Returning to Sierra Leone: Elemental Africa

Marina Goldman travels back to Sierra Leone, a destination she holds deep in her heart of memories. Describing living and working in such an environment being a “blend of fatalism and optimism,” Goldman decides it is time to assess the needs of the Sierra Leoneans. Find out more about their conditions and what Americans sometimes take for granted in Goldman’s article.

Village Boy
A village boy carrying water.

After twenty years I returned to Sierra Leone to keep a promise I had made. My son Noah and I spent a month in Kabala, Sierra Leone, West Africa. As we headed home, Noah looked out the airplane window at our last glimpse of the African coast. I got that tight feeling in my chest and hold back the tears. I tell Noah, you can leave Africa but it will never leave you.

We are home; My son Noah is optimistic as he reunites with his buddies, telling tales, looking forward.I am looking back, yearning for Merah’s cassava leaf and wanting to return to my friend, Peacemaker and his evening palm wine to drown my sorrows of this crazy, unfair world we live in.

I struggle with the ironies and the mystery of the human condition here. Since becoming a mother I feel the bonds of birth, death, hope and fear so much deeper.

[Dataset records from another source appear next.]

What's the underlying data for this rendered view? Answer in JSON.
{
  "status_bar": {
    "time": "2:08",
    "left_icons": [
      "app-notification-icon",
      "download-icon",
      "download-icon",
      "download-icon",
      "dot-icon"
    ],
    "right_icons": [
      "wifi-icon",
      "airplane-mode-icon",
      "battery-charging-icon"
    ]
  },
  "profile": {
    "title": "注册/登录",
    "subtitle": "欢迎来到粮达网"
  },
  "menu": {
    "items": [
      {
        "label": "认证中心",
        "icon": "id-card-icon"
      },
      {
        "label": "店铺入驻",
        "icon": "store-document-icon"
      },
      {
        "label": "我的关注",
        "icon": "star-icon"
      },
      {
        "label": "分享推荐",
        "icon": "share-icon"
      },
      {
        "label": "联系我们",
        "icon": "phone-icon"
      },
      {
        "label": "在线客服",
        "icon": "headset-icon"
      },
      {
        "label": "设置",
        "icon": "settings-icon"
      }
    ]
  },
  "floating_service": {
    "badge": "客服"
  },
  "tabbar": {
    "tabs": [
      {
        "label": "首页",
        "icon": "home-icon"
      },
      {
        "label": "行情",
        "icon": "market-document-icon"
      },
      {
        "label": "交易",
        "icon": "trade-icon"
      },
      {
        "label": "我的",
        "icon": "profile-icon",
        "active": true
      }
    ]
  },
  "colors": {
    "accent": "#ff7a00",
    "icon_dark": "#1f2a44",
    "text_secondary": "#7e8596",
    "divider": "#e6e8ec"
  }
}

I’ll never forget looking at Noah when he was a few hours old and having the preciousness and futility of life dawning on me in a way it never had before, even in my two years in Sierra Leone.

Well, it all came back to me, this deep love, in elemental Africa; earth, air, fire and water, The diesel filled air is dissipated by the Harmattan winds as they sweep off the Sahara dessert stirring up the red dirt from the dry season mixing with the smoke from the cooking fires and the burning of the uplands being prepared for next years rice crop.

This red earth coats every orifice of my body. I find it in my ears, my nose — it cakes in my throat. I have never understood the meaning of the word ‘parched’ until now. I have no patience to wait for the well and the iodine tablets or bottled water. I suck ginger beer from a plastic bag.

Like the wind, the smells stir up memories of Sierra Leone. I smell the difference between water from the well and the waterside, and thus began my continual utterance of “only if” in this beautiful and tragic country.